The solutions are at the end of this worksheet.

If the function dostuff runs in constant time C, then the answers to the above exercises describe the running time of the function fctn as a function of n.

The Order of Run Time Functions and Big O Notation

Computer scientists seldom concern themselves with the exact expression to determine the run time of an algorithm. They usually specify only the order of the expression.

If $f(n)$ and $g(n)$ are functions defined for positive integers, then to write
$f(n)$ is $O(g(n))$
(referred to as order $g(n)$ or big Oh of $g(n)$ means that there exists a constant c such that
$\vert f(n)\vert \leq c\vert g(n)\vert$
for all sufficiently large positive integers n.

Here is a contrived function where the running time is $n^2+5n+4$

void fctn(n)
{
    for (int i=0;i<n;i++)
        for (int j=0;j<n;j++)
            dostuff();
    for (i=0;i<n;i++)
        for (j=0;j<5;j++)
            dostuff();
    for (i=0;i<4;i++)
            dostuff();
}

Thus, if $f(n)$ is $n^2+5n+4$, the value of this function is less than $2n^2$ for all n greater than 5, so $c$ is 2, and $g(n)$ is $n^2$. In other words, this algorithm is order $n^2$ or Big Oh of $n^2$.

The order of any polynomial is the largest term with a non-zero coefficient. The expression $3n^5 - 5n^3 + 17n^2 + 12n$ is order $n^5$.

Most of the algorithms that we discuss in this course will be of one of the following five orders.

• $O(1)$ (constant time) - run time is independent of the size of the input. An example is accessing an element in an array. It takes the same amount of time to get element arr[10000] as it does to get element arr[3]

• $O(log(n))$ (logarithmic time) - an example is binary search, where the run time function grew as a function of the log to the base 2 of n. Note that the logarithmic base is usually omitted.

• $O(n)$ (linear time) - run time is a function of the size of n. An example is linear search of an array. Notice that even though the function for the find algorithm might be $n/2$ we still say that this is order $n$.

• $O(n \log n)$ - Several important sorting algorithms will have running times which are a function of the product of n times the log of n.

• $O(n^2)$ (quadratic time) Run time is a function of the square of n. Any algorithm which involves a nested loop in which the time through both loops is a function of n will be quadratic time.

There are several other orders that deserve mention, although we will probably not discuss any such algorithms in this course.

• $O(2^n)$ (exponential time) For the most part, these are not useful algorithms, because the run time grows so quickly. An example of an exponential algorithm is one that enumerates all subsets of an $n$-element set, simply because there are $2^n$ such subsets and it takes some minimum amount of time to write each one to the output. Suppose we have a set of $n = 50$ elements. Assuming that each subset could be written to the output in 1 microsecond, how long would it would take to output all $2^{50}$ of them?

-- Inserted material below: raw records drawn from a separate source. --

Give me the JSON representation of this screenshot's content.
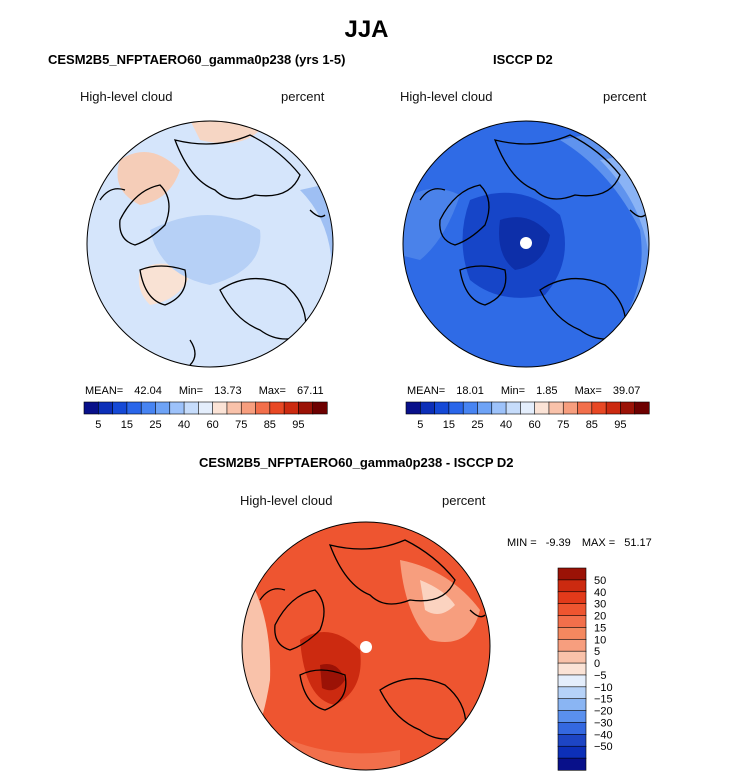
{
  "title": "JJA",
  "chart_data": [
    {
      "type": "heatmap",
      "projection": "north-polar-stereographic",
      "title": "CESM2B5_NFPTAERO60_gamma0p238 (yrs 1-5)",
      "variable": "High-level cloud",
      "units": "percent",
      "stats": {
        "mean_label": "MEAN=",
        "mean": "42.04",
        "min_label": "Min=",
        "min": "13.73",
        "max_label": "Max=",
        "max": "67.11"
      },
      "colorbar": {
        "levels": [
          "5",
          "15",
          "25",
          "40",
          "60",
          "75",
          "85",
          "95"
        ],
        "colors": [
          "#08108a",
          "#0c2fb8",
          "#1549d6",
          "#2a66ea",
          "#4784f2",
          "#6ea3f6",
          "#9dc2fa",
          "#c6dcfb",
          "#e4eefc",
          "#fbe3d6",
          "#f9c2aa",
          "#f79e7e",
          "#f26f4b",
          "#e84824",
          "#cc2a10",
          "#9b1206",
          "#6d0000"
        ]
      }
    },
    {
      "type": "heatmap",
      "projection": "north-polar-stereographic",
      "title": "ISCCP D2",
      "variable": "High-level cloud",
      "units": "percent",
      "stats": {
        "mean_label": "MEAN=",
        "mean": "18.01",
        "min_label": "Min=",
        "min": "1.85",
        "max_label": "Max=",
        "max": "39.07"
      },
      "colorbar": {
        "levels": [
          "5",
          "15",
          "25",
          "40",
          "60",
          "75",
          "85",
          "95"
        ],
        "colors": [
          "#08108a",
          "#0c2fb8",
          "#1549d6",
          "#2a66ea",
          "#4784f2",
          "#6ea3f6",
          "#9dc2fa",
          "#c6dcfb",
          "#e4eefc",
          "#fbe3d6",
          "#f9c2aa",
          "#f79e7e",
          "#f26f4b",
          "#e84824",
          "#cc2a10",
          "#9b1206",
          "#6d0000"
        ]
      }
    },
    {
      "type": "heatmap",
      "projection": "north-polar-stereographic",
      "title": "CESM2B5_NFPTAERO60_gamma0p238 - ISCCP D2",
      "variable": "High-level cloud",
      "units": "percent",
      "stats": {
        "min_label": "MIN =",
        "min": "-9.39",
        "max_label": "MAX =",
        "max": "51.17"
      },
      "colorbar": {
        "orientation": "vertical",
        "levels": [
          "50",
          "40",
          "30",
          "20",
          "15",
          "10",
          "5",
          "0",
          "−5",
          "−10",
          "−15",
          "−20",
          "−30",
          "−40",
          "−50"
        ],
        "colors": [
          "#9b1206",
          "#cc2a10",
          "#e23a1a",
          "#ee5530",
          "#f26f4b",
          "#f4885f",
          "#f79e7e",
          "#f9c2aa",
          "#fbe3d6",
          "#e4eefc",
          "#b6d2f8",
          "#8ab5f3",
          "#5a90ee",
          "#3468e0",
          "#1d45c4",
          "#0c2fb8",
          "#08108a"
        ]
      }
    }
  ]
}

• $O(mn)$ The run time of some algorithms is a function of two different sized inputs. A trivial example is a function that initializes a two dimensional array of size n by m. To do this we need a nested loop where the outer loop runs n times and the inner loop runs m times.

     for (int i=0;i<n;i++)
         for (int j=0;j<m;j++) 
              a[n][m]=0;
  

• $O(n^k)$ For example, a triply nested loop may be $On^3$ if all three loops are determined by the size of $n$.

Why is algorithm performance so important? After all, computer hardware is getting significantly faster every year, so it might seem that any kind of problem we want to solve will eventually be solvable quickly. This is an illusion, however, for two reasons. First, as faster computers become available, we usually ``raise the ante'' by applying them to larger and larger problems. We never have ``enough'' computational power. Second, for many kinds of problems, making a good algorithm choice is far more important than the speed of the hardware--when applied to large problems (one million data points, for example), a good algorithm running on a desktop PC can beat a poor one running on the fastest supercomputer.

For example, suppose one student implements linear search and the run time of the function is $10 \times (n/2)$, and another student implements binary search, where the run time is $100 \times log(n)$ Here is the run time for input of various sizes.

	linear	binary
input	search	search
size (n)	time	time
10	50	400
50	250	600
100	500	700
500	2,500	900
1,000	5,000	1,000
5,000	25,000	1,300
10,000	50,000	1,400
50,000	250,000	1,600

For small inputs, linear search is often faster, but for very large inputs, it is obvious that binary search is very much faster.

Timing Runs

As you advance in computer science you often want to be able to time a number of runs of a program to see the run time with different sized inputs. There is function int clock() which returns an integer value representing time in thousandths of a second. Call this function at the start of the event that you want to time, storing the return value, execute the event to be timed, and then call clock() again. To get the time in seconds, divide the difference between the endtime and the starttime by CLOCKS_PER_SEC. This is a constant defined in the header file time.h to be 1000. Here is the code to do this.

// timetest.cpp
// a program to test how to time a function
#include <iostream.h>
#include <time.h>
int main()
{
    int starttime, endtime;
    starttime = clock();  //should be zero but don't assume it
        // event to be timed here
    endtime = clock();
    double elapsed = (double)(endtime - starttime) / CLOCKS_PER_SEC;
    cout << "elapsed time is " << elapsed << " seconds" << endl;
    return 0;
}

Exercise 6 Time how long it takes to go through an empty loop 10,000,000 times, 20,000,000 times and 30,000,000 times. Do the numbers look reasonable?

Solution to Exercise 2

16      4  
32      5
100     7
500     9
1,000  10
10,000 13

This function is $\lceil log_2(n) \rceil$. The symbols $\lceil$ and $\rceil$ refer to the ceiling function, the smallest integer greater than or equal to the enclosed real expression.

Solution to Exercise 3a

This algorithm is constant time. The time to find a student is independent of the number of students in the set.

Solution to Exercise 5

fctnA $n^2$	fctnB $10$	fctnC $\lceil n/3 \rceil$
fctnD $(n(n+1))/2$	fctnE $\lceil log_2(n) \rceil$	fctnF $n \lceil log_2(n) \rceil$